Nous nous attachons à deux articles, l’un du Financial Times d’aujourd’hui, l’autre de UPI en date du 19 juin.
• L’article du FT se concentre sur les réactions européennes, avec essentiellement une action anxieuse d’EADS pour qu’aucune déclaration publique ne complique le cas. En effet, la première réaction européenne a été de croire et de penser que le GAO avait été “politiquement motivé” dans sa démarche, pour favoriser le concurrent “Buy American” (Boeing) contre le concurrent européen choisi par l’USAF. EADS applique donc la tactique habituelle chez les Européens devant les remous internes américanistes: l’apaisement (ne pas interférer dans les affaires internes US) en croisant les doigts pour que cette discrétion soit efficace, sans pour autant montrer qu’on comprend exactement ce qui se passe.

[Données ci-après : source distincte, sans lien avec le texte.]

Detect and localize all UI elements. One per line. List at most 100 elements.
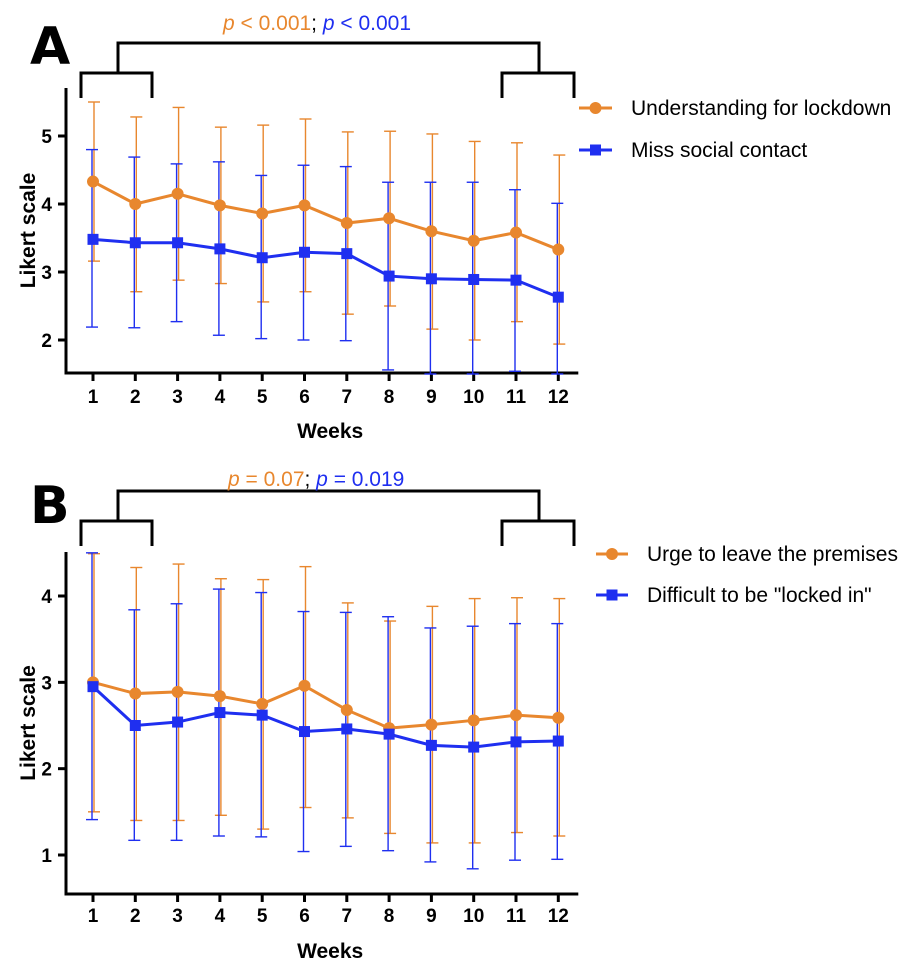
data-point xyxy=(510,226,522,239)
x-tick-label: 6 xyxy=(299,906,310,927)
x-tick-label: 10 xyxy=(463,387,484,408)
bracket-right xyxy=(500,519,576,546)
series-1-line xyxy=(91,685,559,749)
data-point xyxy=(468,273,480,285)
significance-part: p xyxy=(322,12,335,35)
data-point xyxy=(129,687,142,700)
panel-a-legend: Understanding for lockdown Miss social co… xyxy=(579,97,891,162)
data-point xyxy=(383,728,395,740)
series-0-error-bars xyxy=(88,101,566,345)
x-tick-label: 10 xyxy=(463,906,484,927)
bracket-left xyxy=(79,519,154,546)
x-tick-label: 2 xyxy=(130,906,141,927)
data-point xyxy=(340,703,353,716)
data-point xyxy=(299,726,310,738)
significance-part: ; xyxy=(305,468,317,491)
y-tick-label: 5 xyxy=(41,127,52,148)
legend-label: Understanding for lockdown xyxy=(631,97,891,120)
data-point xyxy=(468,741,480,753)
data-point xyxy=(510,274,522,286)
y-tick-label: 4 xyxy=(41,195,52,216)
panel-b-legend: Urge to leave the premises Difficult to b… xyxy=(596,543,898,607)
data-point xyxy=(171,685,184,698)
x-tick-label: 8 xyxy=(384,906,395,927)
series-1-error-bars xyxy=(86,148,564,375)
data-point xyxy=(383,270,395,282)
data-point xyxy=(552,291,564,303)
data-point xyxy=(341,248,353,260)
legend-label: Miss social contact xyxy=(631,139,807,162)
panel-b-plot-area xyxy=(86,552,566,870)
data-point xyxy=(213,690,226,703)
data-point xyxy=(299,246,310,258)
x-tick-label: 3 xyxy=(172,387,183,408)
x-tick-label: 2 xyxy=(130,387,141,408)
data-point xyxy=(552,711,565,724)
data-point xyxy=(425,718,438,731)
x-tick-label: 12 xyxy=(548,906,569,927)
significance-part: p xyxy=(315,468,328,491)
legend-marker xyxy=(606,548,618,560)
data-point xyxy=(298,679,311,692)
x-tick-label: 9 xyxy=(426,387,437,408)
panel-a-y-axis-title: Likert scale xyxy=(17,173,40,289)
significance-part: < 0.001 xyxy=(235,12,311,35)
x-tick-label: 8 xyxy=(384,387,395,408)
data-point xyxy=(87,681,99,693)
panel-b-x-axis-title: Weeks xyxy=(297,940,363,963)
data-point xyxy=(341,723,353,735)
series-1-line xyxy=(92,237,559,299)
y-tick-label: 3 xyxy=(41,673,52,694)
x-tick-label: 1 xyxy=(88,387,99,408)
panel-a-x-axis-title: Weeks xyxy=(297,420,363,443)
x-tick-label: 4 xyxy=(215,906,226,927)
panel-b-significance-bracket xyxy=(79,489,576,546)
data-point xyxy=(87,233,99,245)
y-tick-label: 4 xyxy=(41,587,52,608)
data-point xyxy=(256,709,268,721)
legend-label: Difficult to be "locked in" xyxy=(647,584,872,607)
legend-label: Urge to leave the premises xyxy=(647,543,898,566)
x-tick-label: 7 xyxy=(342,387,353,408)
bracket-top xyxy=(116,489,541,521)
data-point xyxy=(467,714,480,727)
x-tick-label: 7 xyxy=(342,906,353,927)
data-point xyxy=(467,234,480,247)
data-point xyxy=(510,736,522,748)
panel-b-y-axis-title: Likert scale xyxy=(17,665,40,781)
data-point xyxy=(129,237,141,249)
y-tick-label: 3 xyxy=(41,263,52,284)
data-point xyxy=(552,735,564,747)
x-tick-label: 11 xyxy=(506,387,527,408)
x-tick-label: 12 xyxy=(548,387,569,408)
x-tick-label: 11 xyxy=(506,906,527,927)
series-0-line xyxy=(92,680,559,730)
x-tick-label: 4 xyxy=(215,387,226,408)
data-point xyxy=(340,217,353,230)
data-point xyxy=(87,175,99,188)
legend-marker xyxy=(589,102,602,114)
data-point xyxy=(256,697,269,710)
bracket-right xyxy=(500,71,576,98)
significance-part: < 0.001 xyxy=(335,12,411,35)
bracket-left xyxy=(79,71,154,98)
x-tick-label: 6 xyxy=(299,387,310,408)
significance-part: = 0.07 xyxy=(240,468,305,491)
significance-part: p xyxy=(222,12,235,35)
significance-part: = 0.019 xyxy=(328,468,404,491)
bracket-top xyxy=(116,41,541,73)
panel-a-significance-text: p < 0.001; p < 0.001 xyxy=(222,12,411,35)
data-point xyxy=(510,709,522,722)
data-point xyxy=(256,252,268,264)
panel-b-significance-text: p = 0.07; p = 0.019 xyxy=(227,468,404,491)
x-tick-label: 3 xyxy=(172,906,183,927)
data-point xyxy=(171,187,184,200)
x-tick-label: 9 xyxy=(426,906,437,927)
panel-a-plot-area xyxy=(86,101,566,375)
data-point xyxy=(425,739,437,751)
data-point xyxy=(129,720,141,731)
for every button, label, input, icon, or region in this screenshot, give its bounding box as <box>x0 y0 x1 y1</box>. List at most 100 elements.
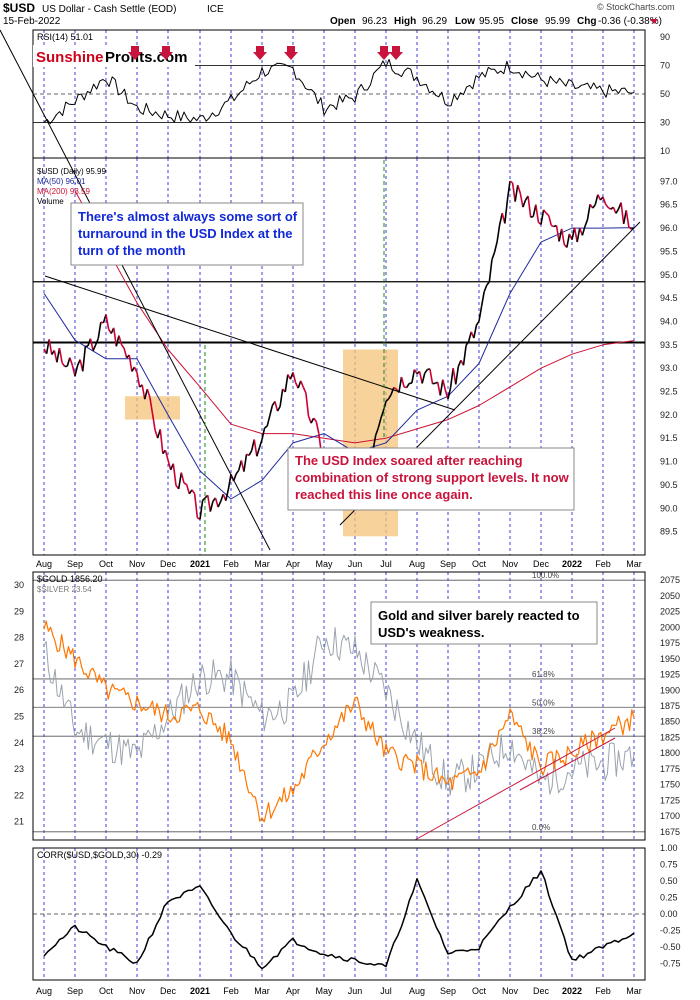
x-tick-label: Feb <box>223 986 239 996</box>
price-segment <box>452 368 457 385</box>
corr-legend: CORR($USD,$GOLD,30) -0.29 <box>37 850 162 860</box>
price-segment <box>405 383 410 388</box>
x-tick-label: Dec <box>160 559 177 569</box>
trend-line <box>44 275 456 411</box>
price-segment <box>128 354 133 372</box>
x-tick-label: Mar <box>254 559 270 569</box>
y-tick-label: 92.0 <box>660 410 678 420</box>
correlation-line <box>43 870 635 970</box>
x-tick-label: Feb <box>595 559 611 569</box>
price-segment <box>592 204 596 209</box>
price-segment <box>164 449 169 461</box>
y-tick-label: 94.5 <box>660 293 678 303</box>
panel-frames-layer <box>32 29 646 981</box>
price-segment <box>581 226 586 236</box>
x-tick-label: 2021 <box>190 986 210 996</box>
price-segment <box>302 386 307 394</box>
low-label: Low <box>455 16 475 27</box>
x-tick-label: Nov <box>129 559 146 569</box>
down-arrow-icon <box>159 46 173 60</box>
y-tick-label: 1875 <box>660 701 680 711</box>
gold-line <box>43 620 635 823</box>
price-segment <box>123 347 128 358</box>
price-segment <box>604 203 609 208</box>
y-tick-label: 30 <box>660 117 670 127</box>
y-tick-label: 93.0 <box>660 363 678 373</box>
price-segment <box>447 387 452 400</box>
panel-frame <box>32 157 646 556</box>
y-tick-label: 89.5 <box>660 527 678 537</box>
y-tick-label: 2050 <box>660 591 680 601</box>
price-segment <box>573 227 578 243</box>
price-segment <box>159 429 164 454</box>
y-tick-label: -0.25 <box>660 926 681 936</box>
price-segment <box>115 335 120 347</box>
price-segment <box>246 453 250 457</box>
y-tick-label: 23 <box>14 764 24 774</box>
price-segment <box>625 210 630 228</box>
y-tick-label: 1825 <box>660 732 680 742</box>
x-tick-label: Jul <box>380 559 392 569</box>
y-tick-label: 0.75 <box>660 860 678 870</box>
y-tick-label: 95.5 <box>660 246 678 256</box>
stockcharts-credit: © StockCharts.com <box>597 2 675 12</box>
price-segment <box>522 199 527 208</box>
y-tick-label: 94.0 <box>660 316 678 326</box>
support-note-box <box>287 447 575 511</box>
y-tick-label: 1750 <box>660 780 680 790</box>
price-segment <box>92 344 97 352</box>
price-segment <box>540 209 545 225</box>
y-tick-label: 50 <box>660 89 670 99</box>
y-tick-label: 28 <box>14 633 24 643</box>
y-tick-label: 95.0 <box>660 270 678 280</box>
x-tick-label: Sep <box>440 986 456 996</box>
price-segment <box>315 421 320 434</box>
x-tick-label: Oct <box>472 559 487 569</box>
price-segment <box>390 387 395 395</box>
price-segment <box>191 489 196 495</box>
price-segment <box>496 224 501 243</box>
price-segment <box>305 392 310 417</box>
price-segment <box>509 180 514 184</box>
price-segment <box>112 327 118 347</box>
price-segment <box>202 497 206 502</box>
price-segment <box>74 365 79 377</box>
price-segment <box>421 372 426 384</box>
price-segment <box>199 500 204 520</box>
x-tick-label: May <box>315 559 333 569</box>
x-tick-label: Nov <box>502 559 519 569</box>
price-segment <box>253 439 258 457</box>
metals-note: Gold and silver barely reacted to USD's w… <box>378 608 580 640</box>
x-tick-label: Dec <box>533 986 550 996</box>
price-segment <box>374 427 380 436</box>
x-tick-label: Sep <box>67 986 83 996</box>
x-tick-label: Nov <box>502 986 519 996</box>
price-segment <box>615 208 620 214</box>
fib-level-label: 100.0% <box>532 571 559 580</box>
y-tick-label: 10 <box>660 146 670 156</box>
price-segment <box>268 405 274 417</box>
y-tick-label: 22 <box>14 790 24 800</box>
price-segment <box>516 184 522 194</box>
y-tick-label: 1850 <box>660 717 680 727</box>
price-segment <box>58 347 63 363</box>
price-segment <box>71 365 76 377</box>
gold-trend-line <box>519 737 616 791</box>
usd-legend-entry: $USD (Daily) 95.99 <box>37 167 106 176</box>
down-arrow-icon <box>128 46 142 60</box>
x-tick-label: Dec <box>533 559 550 569</box>
usd-legend-entry: MA(200) 93.59 <box>37 187 90 196</box>
usd-legend-entry: Volume <box>37 197 64 206</box>
open-label: Open <box>330 16 356 27</box>
y-tick-label: 93.5 <box>660 340 678 350</box>
fib-level-label: 0.0% <box>532 823 550 832</box>
price-segment <box>180 472 185 484</box>
price-segment <box>403 386 407 389</box>
price-segment <box>217 501 222 508</box>
support-note: The USD Index soared after reaching combi… <box>295 453 570 502</box>
y-tick-label: 1975 <box>660 638 680 648</box>
x-tick-label: Dec <box>160 986 177 996</box>
price-segment <box>81 346 87 372</box>
price-segment <box>292 372 297 383</box>
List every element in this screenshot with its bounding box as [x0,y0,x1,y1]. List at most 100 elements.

«EADS has asked European governments not to comment on a US congressional auditor’s recommendation that the US Air Force reopen a competition for refuelling tankers that the company originally won.
(…)
» “They all seem to accept that saying anything now would be like pouring oil into the fire,” said one EADS official.
»The French, German, UK and Spanish capitals remained silent on Thursday, but the decision in favour of Boeing drew sharp comments from a provincial French deputy official. Bernard Carayon, deputy for the Tarn region, described the outcome as a “a severe blow to transatlantic friendship”, in comments that drew irritation among the EADS ranks.
»Another EADS official said the process had been “tense and critical” in the US, and that any political interference could further jeopardise EADS and Northrop’s chances.
»A senior executive said EADS was confident that the air force would select the US-European consortium if the competition is reopened. “The GAO did not question any of the performance-related criteria,” said the executive. “Our aircraft is still the best.”»
L’article du FT examine également les probables conséquences, notamment la position de l’USAF qui n’a aucune obligation de rouvrir la compétition (les observations du GAO n’ont aucun caractère contraignant). Certains espèrent que l’USAF pourra “régler” le problème dans les deux mois qui viennent (le délai qu’elle a pour répondre au GAO), d’autres que la compétition sera recommencée. Tous admettent que le caractère hautement spectaculaire et polémique du contrat et la tension née des élections présidentielles («Senior US politicians, including Barack Obama and John McCain, the Democratic and Republican presidential candidates, have called for the competition to be rerun»), rendent improbable que l’USAF ignore l’avis du GAO ou le phagocyte par une manœuvre de pure forme.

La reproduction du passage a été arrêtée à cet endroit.